Virüs Gündemi
Sağlık Bakanlığı’nın “Bir kişide koronavirüs tespit edildi.” Açıklamasından sonra panik başladı.
Herkes marketlere hucum etti.
Un,pirinç,makarna ne varsa yağmalandı.
Korkusuz halkımız bir anda yağmacılığa başladı.
Önlemin makarna stoklamak olmadığını anlamamız gerek.
Gelecek olana zaten çare yok fakat kitlesel önlemler almaktan kaçınmamak gerekiyor.
İtalya ve İran bu işi beceremedi.
Zamanında önlem almaktan kaçındıkları için;
Okulları tatil etmekte geciktikleri için..
Etkinlikleri iptal etmekte geciktikleri için..
Bu gecikmenin faturasını çok ağır bir şekilde ödüyorlar.
Virüse karşı mücadelesini en iyi şekilde yöneten ülkelerden birisi olan Türkiye bu aşamadan sonra önlem alırken çok daha sert ve tereddütsüz olmalı.
Bu açıdan okulların tatil edilmesi, maçların seyircisiz oynaması gibi kararlar gayet yerinde alınmış kararlar.
Bu yöntemlere başvurmak için virüsün yayılmasını beklerseniz zaten bir anlamı olmuyor.

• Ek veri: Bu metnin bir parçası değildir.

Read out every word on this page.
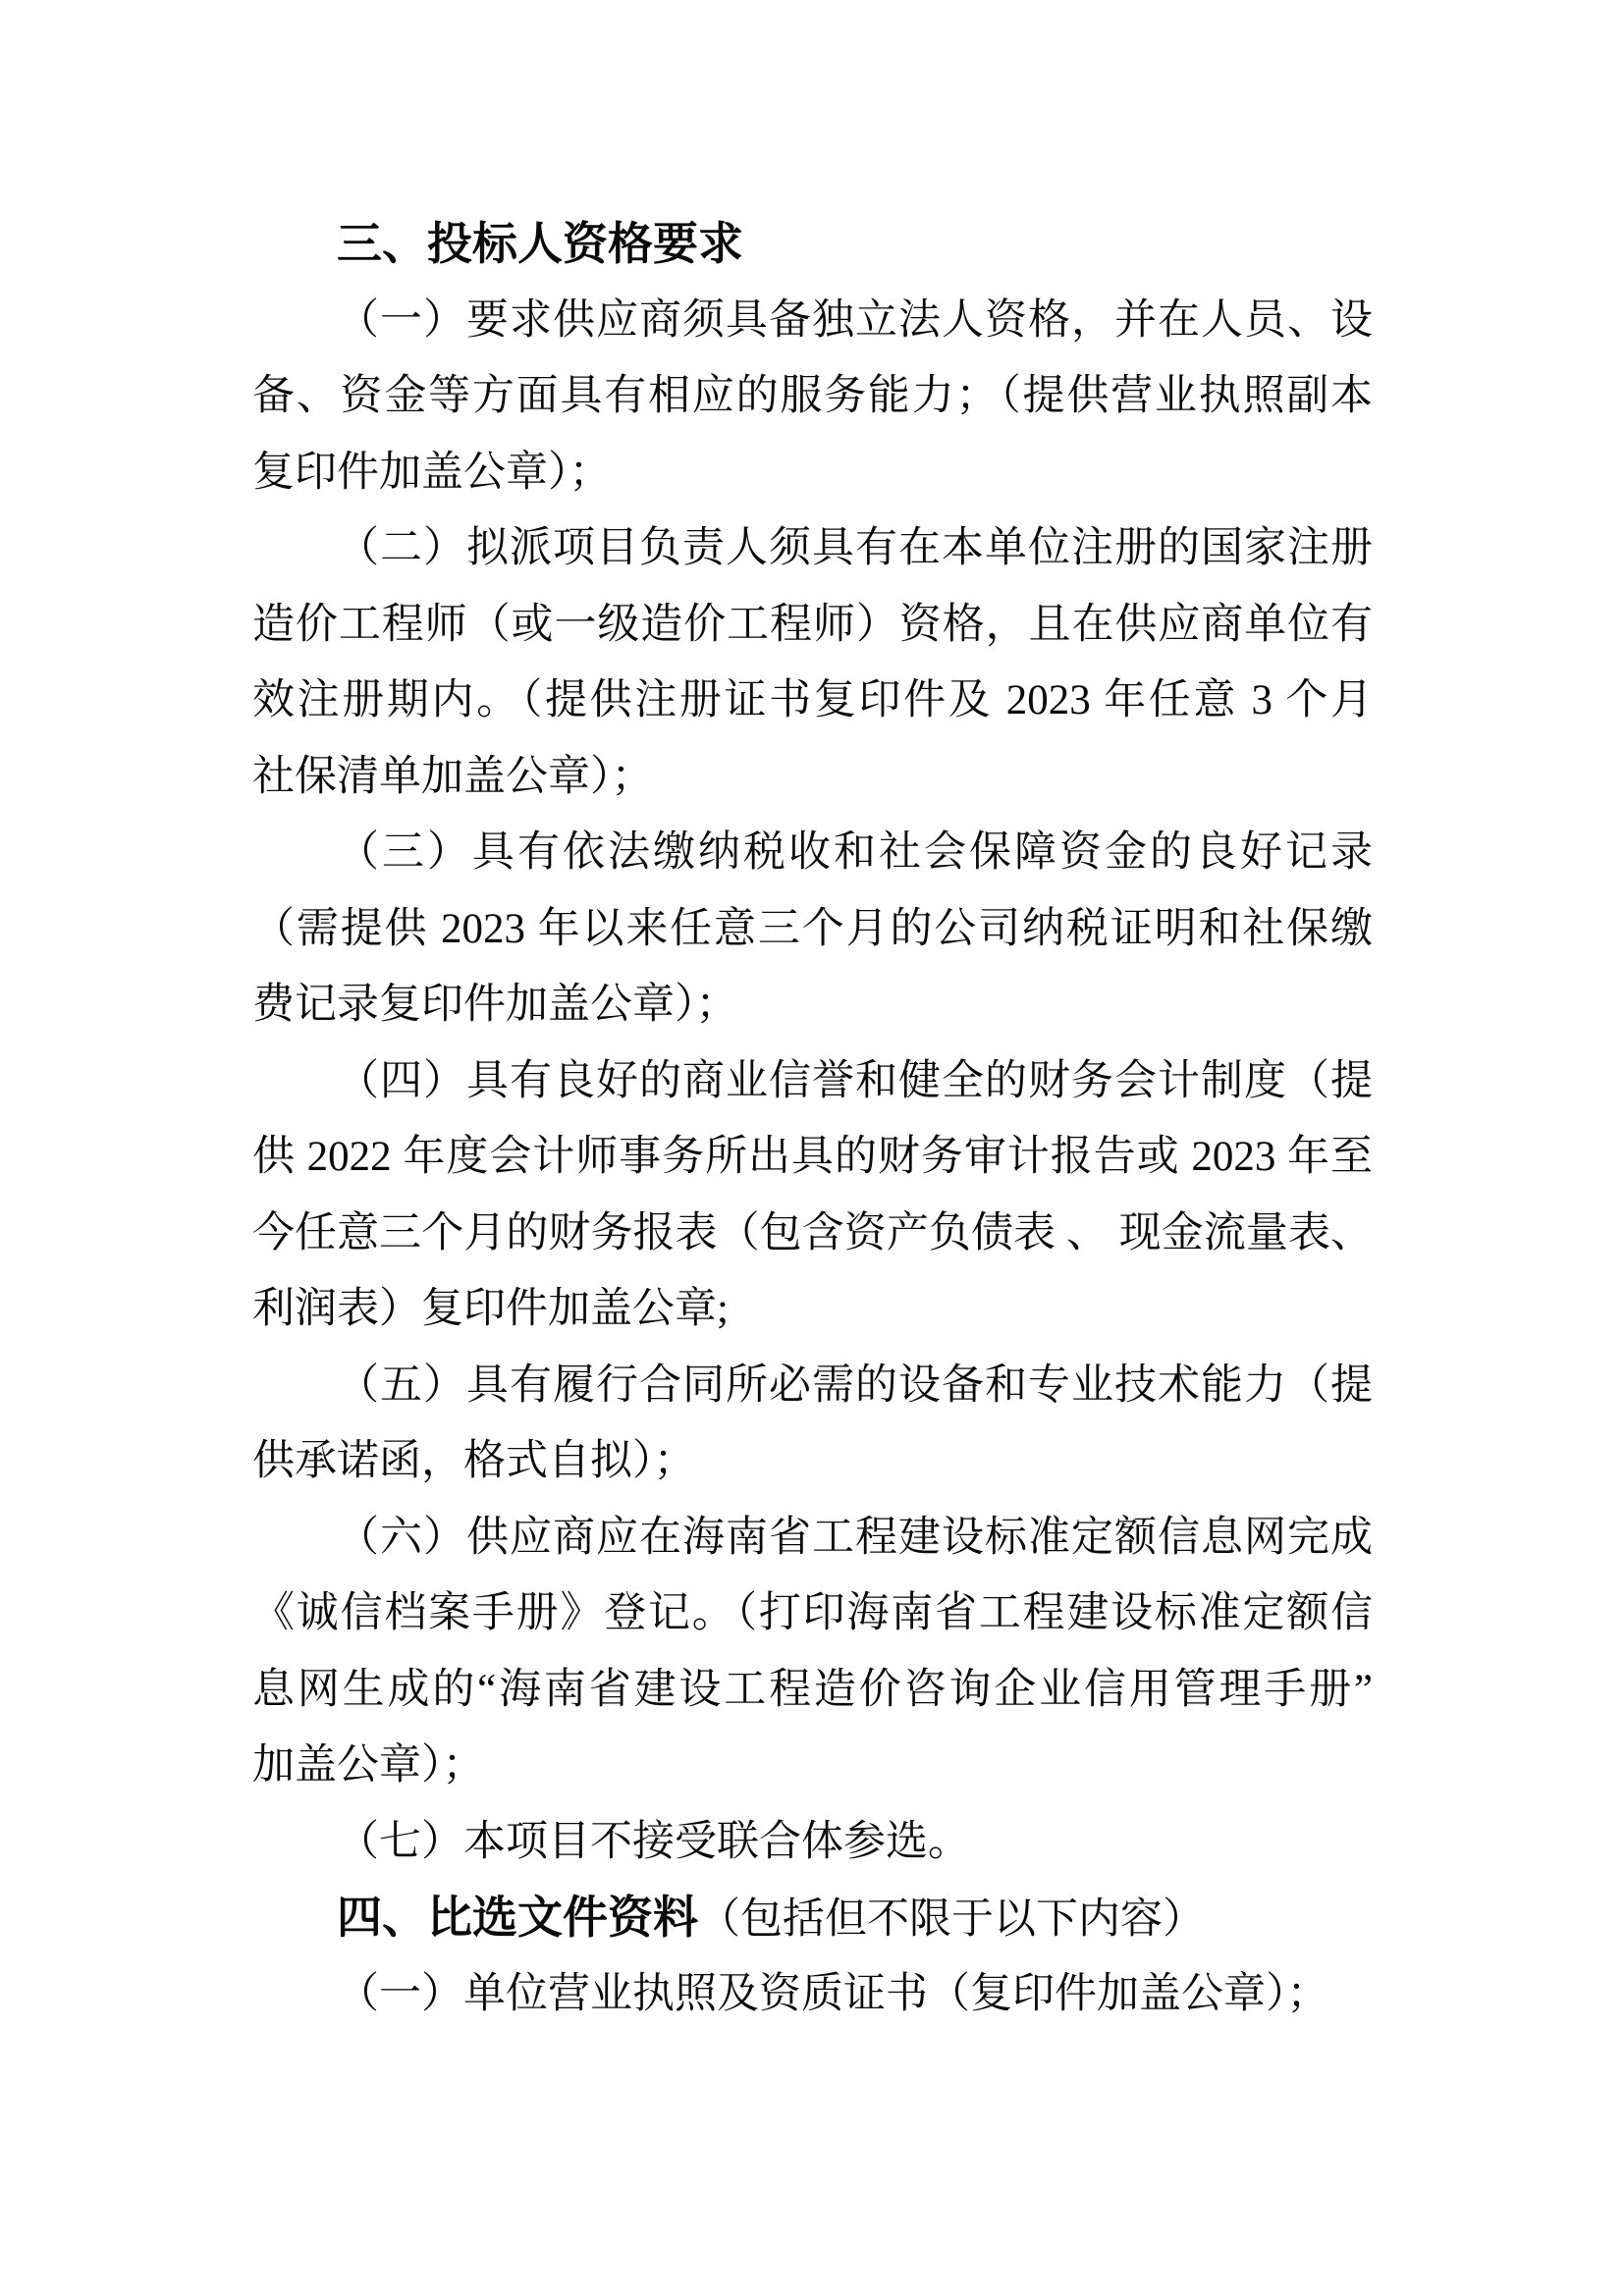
三、投标人资格要求
（一）要求供应商须具备独立法人资格，并在人员、设
备、资金等方面具有相应的服务能力；（提供营业执照副本
复印件加盖公章）；
（二）拟派项目负责人须具有在本单位注册的国家注册
造价工程师（或一级造价工程师）资格，且在供应商单位有
效注册期内。（提供注册证书复印件及 2023 年任意 3 个月
社保清单加盖公章）；
（三）具有依法缴纳税收和社会保障资金的良好记录
（需提供 2023 年以来任意三个月的公司纳税证明和社保缴
费记录复印件加盖公章）；
（四）具有良好的商业信誉和健全的财务会计制度（提
供 2022 年度会计师事务所出具的财务审计报告或 2023 年至
今任意三个月的财务报表（包含资产负债表 、 现金流量表、
利润表）复印件加盖公章;
（五）具有履行合同所必需的设备和专业技术能力（提
供承诺函，格式自拟）；
（六）供应商应在海南省工程建设标准定额信息网完成
《诚信档案手册》登记。（打印海南省工程建设标准定额信
息网生成的“海南省建设工程造价咨询企业信用管理手册”
加盖公章）；
（七）本项目不接受联合体参选。
四、比选文件资料（包括但不限于以下内容）
（一）单位营业执照及资质证书（复印件加盖公章）；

Virüsün, ölümün faydası olmaz ama korkusunun gerçekten oldu.
Toplumumuz elini yıkamayıda bu vesile ile öğrendi sonunda..
Ticari zeka ile fırsatçılığı ayırmak gerek..

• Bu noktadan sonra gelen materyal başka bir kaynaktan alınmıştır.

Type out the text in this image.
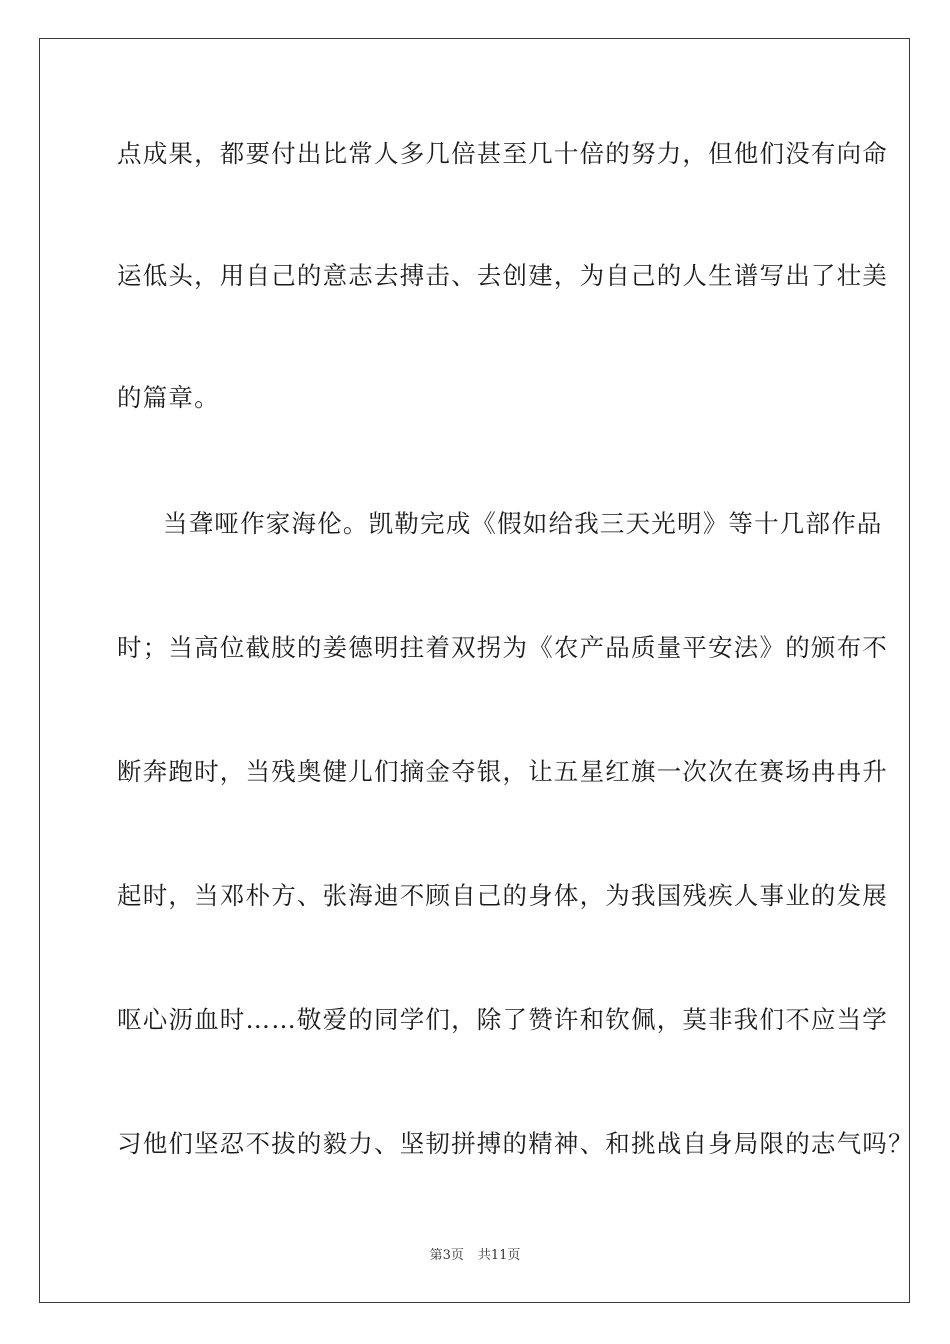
点成果，都要付出比常人多几倍甚至几十倍的努力，但他们没有向命
运低头，用自己的意志去搏击、去创建，为自己的人生谱写出了壮美
的篇章。
当聋哑作家海伦。凯勒完成《假如给我三天光明》等十几部作品
时；当高位截肢的姜德明拄着双拐为《农产品质量平安法》的颁布不
断奔跑时，当残奥健儿们摘金夺银，让五星红旗一次次在赛场冉冉升
起时，当邓朴方、张海迪不顾自己的身体，为我国残疾人事业的发展
呕心沥血时……敬爱的同学们，除了赞许和钦佩，莫非我们不应当学
习他们坚忍不拔的毅力、坚韧拼搏的精神、和挑战自身局限的志气吗？
第3页 共11页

Dünya gündemini bu kadar uzun zamandır meşgul eden bu konu üç beş kanı bozuk yüzünden bir millete mal oldu.
Evet ani talep artışlarında, arz talep dengesi kurulamadığında fiyat artışları gerçekleşiyor doğru.
Bu boşluktan faydalanarak kesesini doldurmak isteyenler oldu.
Yalnız bu boşluğu kriz anında ihtiyaç malzemeleri olan kolonya, dezenfektan gibi ürünler üreten ve satan tüm insanlara mal etmemek gerekir.
Ticaret risktir.
Kişi alım gücünü bu ürünlerin ticaretinde kullanarak para kazanmak isteyebilir.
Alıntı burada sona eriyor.